The challenge is based on Gresham's 1988 conviction for sodomy with a child under the age of 14 in DeKalb County and a charge of public indecency brought against him in 1999 in Newton County. The public indecency charge was dropped after Gresham completed a diversion program.
"Mr. Gresham should not even be considered for a seat on the board due to not only his previous conviction but also because he has yet to fulfill the 10-year waiting period required of him before running for public office," Lovejoy stated. "Therefore, he should be denied candidacy. It is of my opinion that he should never be allowed to run for a seat on the Board of Education; not in 2010 or any other time, for that matter. Can we really trust decisions about our children's future to be made by a person who has the propensity to hurt our children? I believe the answer is simple: No!"
State election law requires that a period of 10 years have elapsed between completion of the
sentence for a conviction of a felony involving "moral turpitude" and qualification to seek elective office.
According to the court documents, Gresham was convicted in May 1988. His sentence included one year in prison and 11 years on probation, meaning he would not be eligible to seek office until 2010.

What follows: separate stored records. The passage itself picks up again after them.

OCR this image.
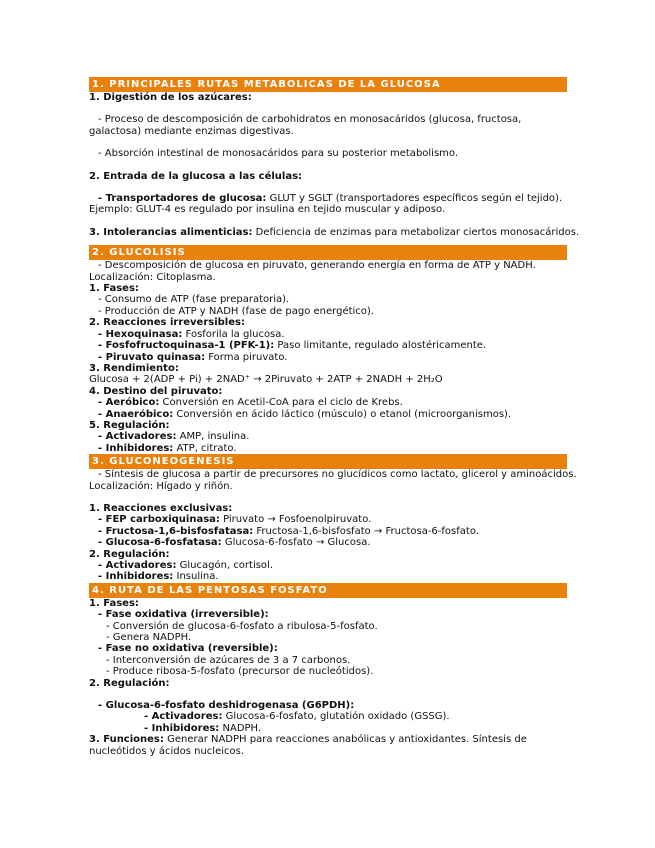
1. PRINCIPALES RUTAS METABOLICAS DE LA GLUCOSA
1. Digestión de los azúcares:
- Proceso de descomposición de carbohidratos en monosacáridos (glucosa, fructosa, galactosa) mediante enzimas digestivas.
- Absorción intestinal de monosacáridos para su posterior metabolismo.
2. Entrada de la glucosa a las células:
- Transportadores de glucosa: GLUT y SGLT (transportadores específicos según el tejido). Ejemplo: GLUT-4 es regulado por insulina en tejido muscular y adiposo.
3. Intolerancias alimenticias: Deficiencia de enzimas para metabolizar ciertos monosacáridos.
2. GLUCOLISIS
- Descomposición de glucosa en piruvato, generando energía en forma de ATP y NADH.
Localización: Citoplasma.
1. Fases:
- Consumo de ATP (fase preparatoria).
- Producción de ATP y NADH (fase de pago energético).
2. Reacciones irreversibles:
- Hexoquinasa: Fosforila la glucosa.
- Fosfofructoquinasa-1 (PFK-1): Paso limitante, regulado alostéricamente.
- Piruvato quinasa: Forma piruvato.
3. Rendimiento:
Glucosa + 2(ADP + Pi) + 2NAD⁺ → 2Piruvato + 2ATP + 2NADH + 2H₂O
4. Destino del piruvato:
- Aeróbico: Conversión en Acetil-CoA para el ciclo de Krebs.
- Anaeróbico: Conversión en ácido láctico (músculo) o etanol (microorganismos).
5. Regulación:
- Activadores: AMP, insulina.
- Inhibidores: ATP, citrato.
3. GLUCONEOGENESIS
- Síntesis de glucosa a partir de precursores no glucídicos como lactato, glicerol y aminoácidos.
Localización: Hígado y riñón.
1. Reacciones exclusivas:
- FEP carboxiquinasa: Piruvato → Fosfoenolpiruvato.
- Fructosa-1,6-bisfosfatasa: Fructosa-1,6-bisfosfato → Fructosa-6-fosfato.
- Glucosa-6-fosfatasa: Glucosa-6-fosfato → Glucosa.
2. Regulación:
- Activadores: Glucagón, cortisol.
- Inhibidores: Insulina.
4. RUTA DE LAS PENTOSAS FOSFATO
1. Fases:
- Fase oxidativa (irreversible):
- Conversión de glucosa-6-fosfato a ribulosa-5-fosfato.
- Genera NADPH.
- Fase no oxidativa (reversible):
- Interconversión de azúcares de 3 a 7 carbonos.
- Produce ribosa-5-fosfato (precursor de nucleótidos).
2. Regulación:
- Glucosa-6-fosfato deshidrogenasa (G6PDH):
- Activadores: Glucosa-6-fosfato, glutatión oxidado (GSSG).
- Inhibidores: NADPH.
3. Funciones: Generar NADPH para reacciones anabólicas y antioxidantes. Síntesis de nucleótidos y ácidos nucleicos.
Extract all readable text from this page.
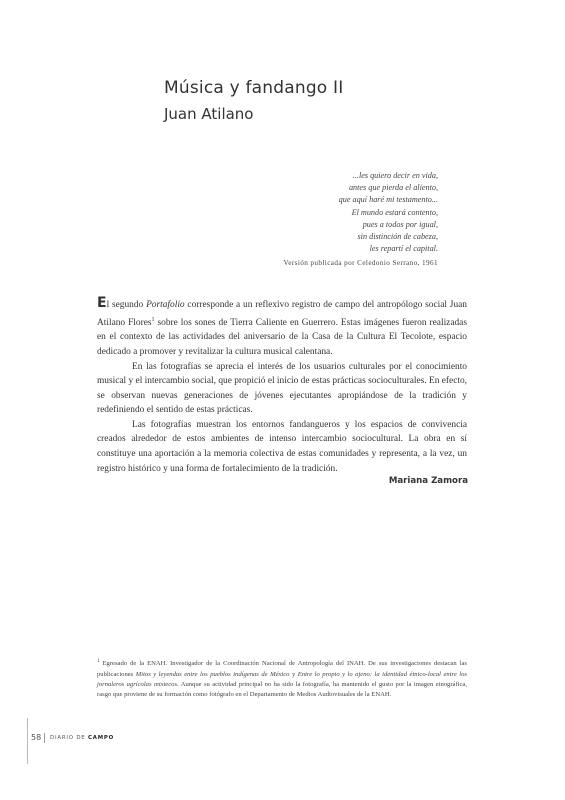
Música y fandango II
Juan Atilano
...les quiero decir en vida,
antes que pierda el aliento,
que aquí haré mi testamento...
El mundo estará contento,
pues a todos por igual,
sin distinción de cabeza,
les repartí el capital.
Versión publicada por Celedonio Serrano, 1961

El segundo Portafolio corresponde a un reflexivo registro de campo del antropólogo social Juan Atilano Flores$^1$ sobre los sones de Tierra Caliente en Guerrero. Estas imágenes fueron realizadas en el contexto de las actividades del aniversario de la Casa de la Cultura El Tecolote, espacio dedicado a promover y revitalizar la cultura musical calentana.

En las fotografías se aprecia el interés de los usuarios culturales por el conocimiento musical y el intercambio social, que propició el inicio de estas prácticas socioculturales. En efecto, se observan nuevas generaciones de jóvenes ejecutantes apropiándose de la tradición y redefiniendo el sentido de estas prácticas.

Las fotografías muestran los entornos fandangueros y los espacios de convivencia creados alrededor de estos ambientes de intenso intercambio sociocultural. La obra en sí constituye una aportación a la memoria colectiva de estas comunidades y representa, a la vez, un registro histórico y una forma de fortalecimiento de la tradición.

Mariana Zamora
$^1$ Egresado de la ENAH. Investigador de la Coordinación Nacional de Antropología del INAH. De sus investigaciones destacan las publicaciones Mitos y leyendas entre los pueblos indígenas de México y Entre lo propio y lo ajeno: la identidad étnico-local entre los jornaleros agrícolas mixtecos. Aunque su actividad principal no ha sido la fotografía, ha mantenido el gusto por la imagen etnográfica, rasgo que proviene de su formación como fotógrafo en el Departamento de Medios Audiovisuales de la ENAH.
58 DIARIO DE CAMPO
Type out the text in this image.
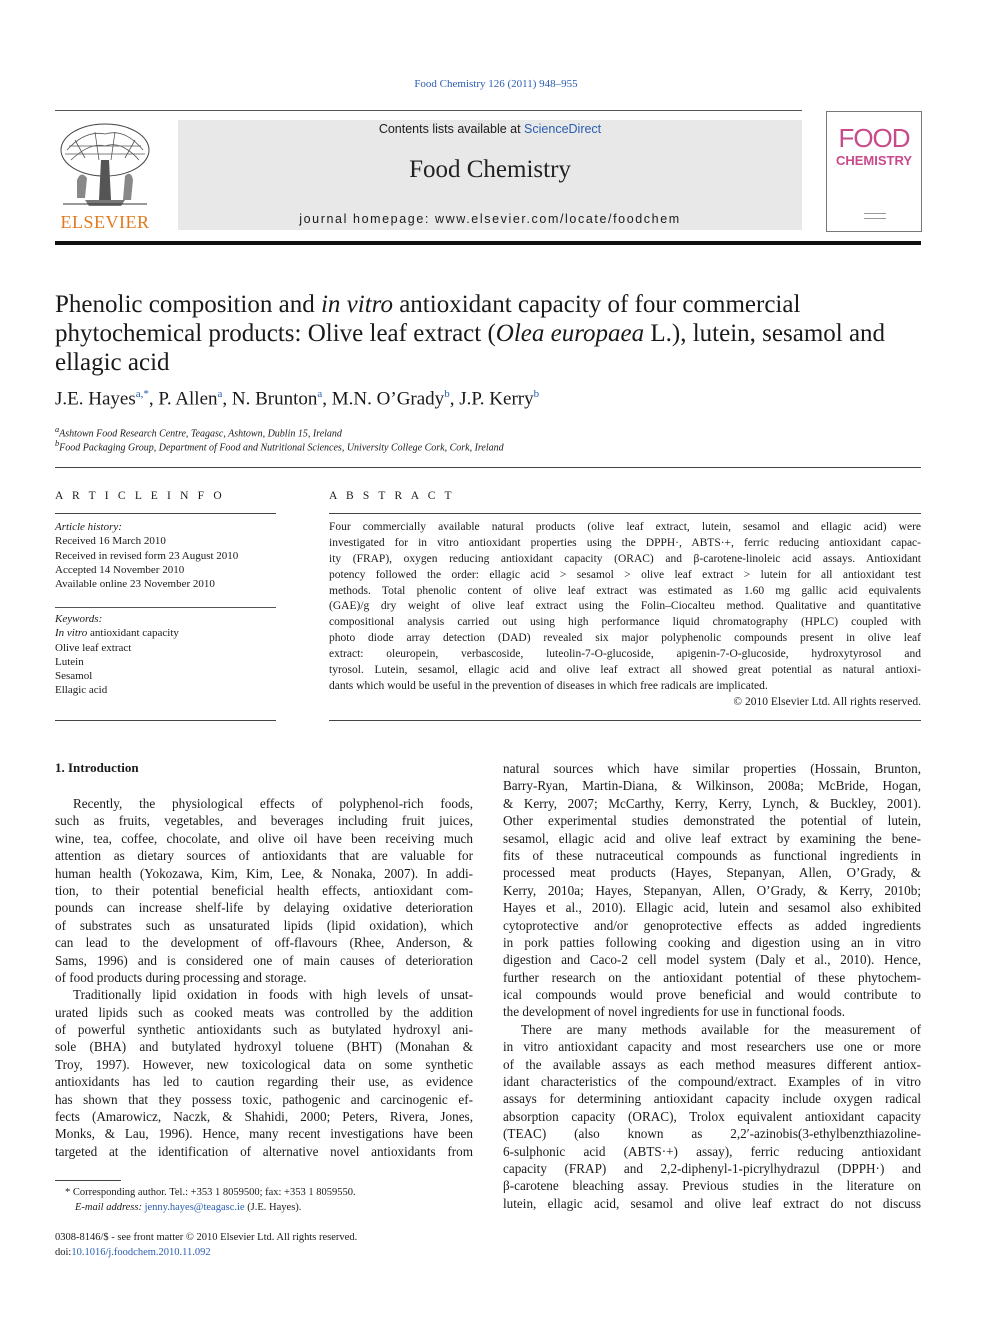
Food Chemistry 126 (2011) 948–955
ELSEVIER
Contents lists available at ScienceDirect
Food Chemistry
journal homepage: www.elsevier.com/locate/foodchem
FOOD
CHEMISTRY
Phenolic composition and in vitro antioxidant capacity of four commercial phytochemical products: Olive leaf extract (Olea europaea L.), lutein, sesamol and ellagic acid
J.E. Hayes$^{a,*}$, P. Allen$^a$, N. Brunton$^a$, M.N. O’Grady$^b$, J.P. Kerry$^b$
$^a$Ashtown Food Research Centre, Teagasc, Ashtown, Dublin 15, Ireland
$^b$Food Packaging Group, Department of Food and Nutritional Sciences, University College Cork, Cork, Ireland
A R T I C L E I N F O	A B S T R A C T
Article history:
Received 16 March 2010
Received in revised form 23 August 2010
Accepted 14 November 2010
Available online 23 November 2010
Keywords:
In vitro antioxidant capacity
Olive leaf extract
Lutein
Sesamol
Ellagic acid
Four commercially available natural products (olive leaf extract, lutein, sesamol and ellagic acid) were
investigated for in vitro antioxidant properties using the DPPH·, ABTS·+, ferric reducing antioxidant capac-
ity (FRAP), oxygen reducing antioxidant capacity (ORAC) and β-carotene-linoleic acid assays. Antioxidant
potency followed the order: ellagic acid > sesamol > olive leaf extract > lutein for all antioxidant test
methods. Total phenolic content of olive leaf extract was estimated as 1.60 mg gallic acid equivalents
(GAE)/g dry weight of olive leaf extract using the Folin–Ciocalteu method. Qualitative and quantitative
compositional analysis carried out using high performance liquid chromatography (HPLC) coupled with
photo diode array detection (DAD) revealed six major polyphenolic compounds present in olive leaf
extract: oleuropein, verbascoside, luteolin-7-O-glucoside, apigenin-7-O-glucoside, hydroxytyrosol and
tyrosol. Lutein, sesamol, ellagic acid and olive leaf extract all showed great potential as natural antioxi-
dants which would be useful in the prevention of diseases in which free radicals are implicated.
© 2010 Elsevier Ltd. All rights reserved.
1. Introduction
Recently, the physiological effects of polyphenol-rich foods,
such as fruits, vegetables, and beverages including fruit juices,
wine, tea, coffee, chocolate, and olive oil have been receiving much
attention as dietary sources of antioxidants that are valuable for
human health (Yokozawa, Kim, Kim, Lee, & Nonaka, 2007). In addi-
tion, to their potential beneficial health effects, antioxidant com-
pounds can increase shelf-life by delaying oxidative deterioration
of substrates such as unsaturated lipids (lipid oxidation), which
can lead to the development of off-flavours (Rhee, Anderson, &
Sams, 1996) and is considered one of main causes of deterioration
of food products during processing and storage.
Traditionally lipid oxidation in foods with high levels of unsat-
urated lipids such as cooked meats was controlled by the addition
of powerful synthetic antioxidants such as butylated hydroxyl ani-
sole (BHA) and butylated hydroxyl toluene (BHT) (Monahan &
Troy, 1997). However, new toxicological data on some synthetic
antioxidants has led to caution regarding their use, as evidence
has shown that they possess toxic, pathogenic and carcinogenic ef-
fects (Amarowicz, Naczk, & Shahidi, 2000; Peters, Rivera, Jones,
Monks, & Lau, 1996). Hence, many recent investigations have been
targeted at the identification of alternative novel antioxidants from
natural sources which have similar properties (Hossain, Brunton,
Barry-Ryan, Martin-Diana, & Wilkinson, 2008a; McBride, Hogan,
& Kerry, 2007; McCarthy, Kerry, Kerry, Lynch, & Buckley, 2001).
Other experimental studies demonstrated the potential of lutein,
sesamol, ellagic acid and olive leaf extract by examining the bene-
fits of these nutraceutical compounds as functional ingredients in
processed meat products (Hayes, Stepanyan, Allen, O’Grady, &
Kerry, 2010a; Hayes, Stepanyan, Allen, O’Grady, & Kerry, 2010b;
Hayes et al., 2010). Ellagic acid, lutein and sesamol also exhibited
cytoprotective and/or genoprotective effects as added ingredients
in pork patties following cooking and digestion using an in vitro
digestion and Caco-2 cell model system (Daly et al., 2010). Hence,
further research on the antioxidant potential of these phytochem-
ical compounds would prove beneficial and would contribute to
the development of novel ingredients for use in functional foods.
There are many methods available for the measurement of
in vitro antioxidant capacity and most researchers use one or more
of the available assays as each method measures different antiox-
idant characteristics of the compound/extract. Examples of in vitro
assays for determining antioxidant capacity include oxygen radical
absorption capacity (ORAC), Trolox equivalent antioxidant capacity
(TEAC) (also known as 2,2′-azinobis(3-ethylbenzthiazoline-
6-sulphonic acid (ABTS·+) assay), ferric reducing antioxidant
capacity (FRAP) and 2,2-diphenyl-1-picrylhydrazul (DPPH·) and
β-carotene bleaching assay. Previous studies in the literature on
lutein, ellagic acid, sesamol and olive leaf extract do not discuss
* Corresponding author. Tel.: +353 1 8059500; fax: +353 1 8059550.
E-mail address: jenny.hayes@teagasc.ie (J.E. Hayes).
0308-8146/$ - see front matter © 2010 Elsevier Ltd. All rights reserved.
doi:10.1016/j.foodchem.2010.11.092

Gresham told the Citizen his probation had been suspended after two years and he was therefore eligible to run.
However, a spokesman with the Georgia Department of Corrections said Gresham served his full sentence, with his probation ending May 15, 2000.
Gresham said Tuesday he had no plans to withdraw from the race. He requested via e-mail Wednesday that the Citizen no longer contact him.
State Sen. John Douglas, R-Social Circle, said he plans to introduce legislation during the next General Assembly that would permanently bar anyone convicted of a crime of moral turpitude from running for a Board of Education seat.
"It's just inconceivable that we could have a pedophile serving in a position that puts him in direct contact with our school children," Douglas said.
According to state law, registered voters residing in District 2 may challenge Gresham's candidacy.
A challenge must be submitted in writing within two weeks of the close of qualifying, which was May 2. The challenger must state why he or she believes the candidate is not qualified to seek office.
Following the filing of a challenge, the elections superintendent must notify the candidate and set an evidentiary hearing. If the election superintendent finds the challenge is valid, he may strike the candidate's name from the ballot.
Board of Elections Director Donna Morrison said any challenges filed this week will be discussed at the Board of Elections regular meeting at 2 p.m. Monday at the Board of Elections Office in the Newton County Administrative Building at 1113 Usher St.